Слишком очевиден был мощный персоналистический импульс Библии, чтобы не заметить, что ее Бог есть личность: «Я подъемлю руку свою к небесам и говорю: живу Я вовеки» (Втор. 32,40). А потому - «как бы далеко не заходили церковные писатели в абстрагировании понятия о существе Божием, сколь бы недоступным человеческому познанию и неопределимым они его ни считали, — они всегда признавали, что Божеству всецело присуще самосознание и самоопределение, всеведение и всемогущество. Три ипостаси, в которых проявляется Божественная сущность, — Отец, Сын и Св. Дух, — суть три самосознательные, разумные и самостоятельные Лица, — вот основной тезис христианского воззpения на Троицу, резко отделяющий его от метафизической триады неоплатонизма»{104}.
Наиболее ясно из патристических текстов это явствует из следующих слов св. Григория Богослова: «Для того Дух именуется Другим (Другим Утешителем – А. К.), чтобы дать понятие о равночестности, ибо слово другой поставлено вместо другой я ()».
Теперь, когда мы знаем, как трудно и неуверенно шли поиски богословского определения личности, надо задуматься над причиной этой неуверенности.
Гл. 3 ЧЕЛОВЕЧЕСКОЕ СЛОВО ПЕРЕД ЛИЦОМ БОГА
Слово богословие начинено взрывчаткой. В нем сближены друг с другом понятия, которые несовместимы, понятия, готовые взорвать друг друга. Бог - и слова... Да какие же слова могут быть сказаны о Боге? Как можно говорить о Том, Кто выше слов?
Любой человек, который однажды прикоснулся хотя бы к частичному пониманию того, что за Беспредельность стоит за словом Бог, после этого изумленно озирается на стеллажи богословских библиотек.
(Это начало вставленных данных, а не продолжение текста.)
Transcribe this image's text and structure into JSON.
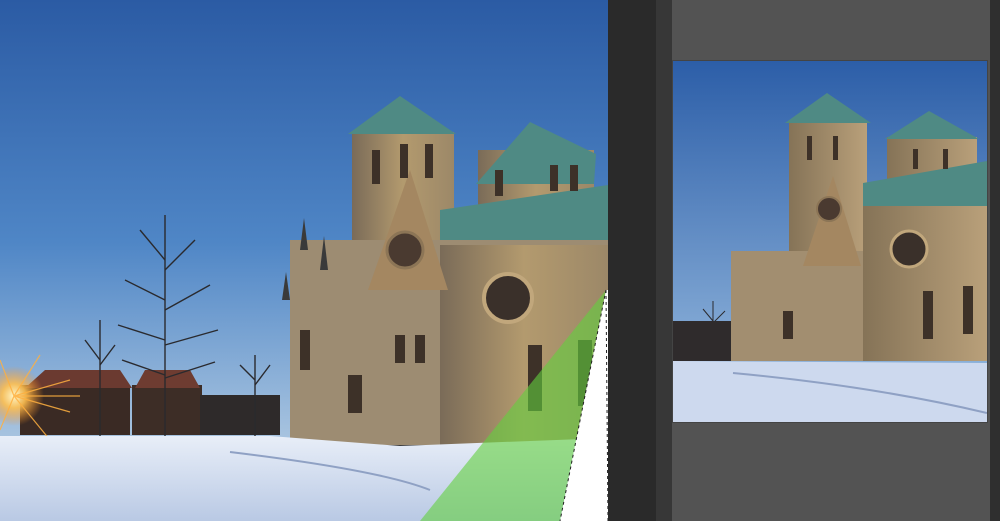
{
  "workspace": {
    "main_canvas": {
      "content": "cathedral-photo-with-crop-selection"
    },
    "preview": {
      "content": "cathedral-photo-preview"
    }
  },
  "colors": {
    "sky_top": "#2d5fa8",
    "sky_bottom": "#8fb4dc",
    "snow": "#d8e2f2",
    "stone": "#b39a6e",
    "roof": "#4f8a84",
    "selection_fill": "#63d13e",
    "panel_bg": "#535353",
    "divider": "#2a2a2a"
  }
}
Разве наши, человеческие, слова подходят для разговора о Нем? Как можно с такой самоуверенностью, назидательностью, категоричностью говорить о том, что по сути своей Непостижимо? Здесь можно только изумленно молчать, бережно перекатывая от края до края своего сердца тот остаточек ощущения, стараться как можно дольше сохранить его вкус. Но - строить формулы, превращать это несказанное чувство в догматы, да еще и спорить о них, осуждать тех, кто с этими формулами не согласен... Неужели не понятно, что спорить с другими людьми о тех словах, в которые мы пробуем замкнуть Его Тайну - это значит отвернуться от Него? Не значит ли это потерять предстояние Ему ради сомнительного удовольствия доказывания другим людям преимущества моих высказываний о Нем? Не есть ли это самый верный путь к тому, чтобы утратить ощущение Присутствия и так и остаться при своих рукотворных формулах?
Бого-словие с самого начала – авантюрное предприятие: человеческие слова о не-человеческом. Есть ли у нас право так, по-нашенски, говорить о Том, что отнюдь не наше? Для человека, приближащегося к миру богословия очень важно осознать, что он вступает в мир бесправия. Здесь кончается "каноническая территория" наших грамматик и логик. У нас нет права на богословие - потому что не пристало человеческому уму влезать со своими привычками, верованиями и суевериями в тот круг Бытия, который нам неподвластен. Неподвластен ни технологически, ни магически, ни интеллектуально. Если уж и есть у нас богословие - то это не по праву, не по заслугам, а по дару.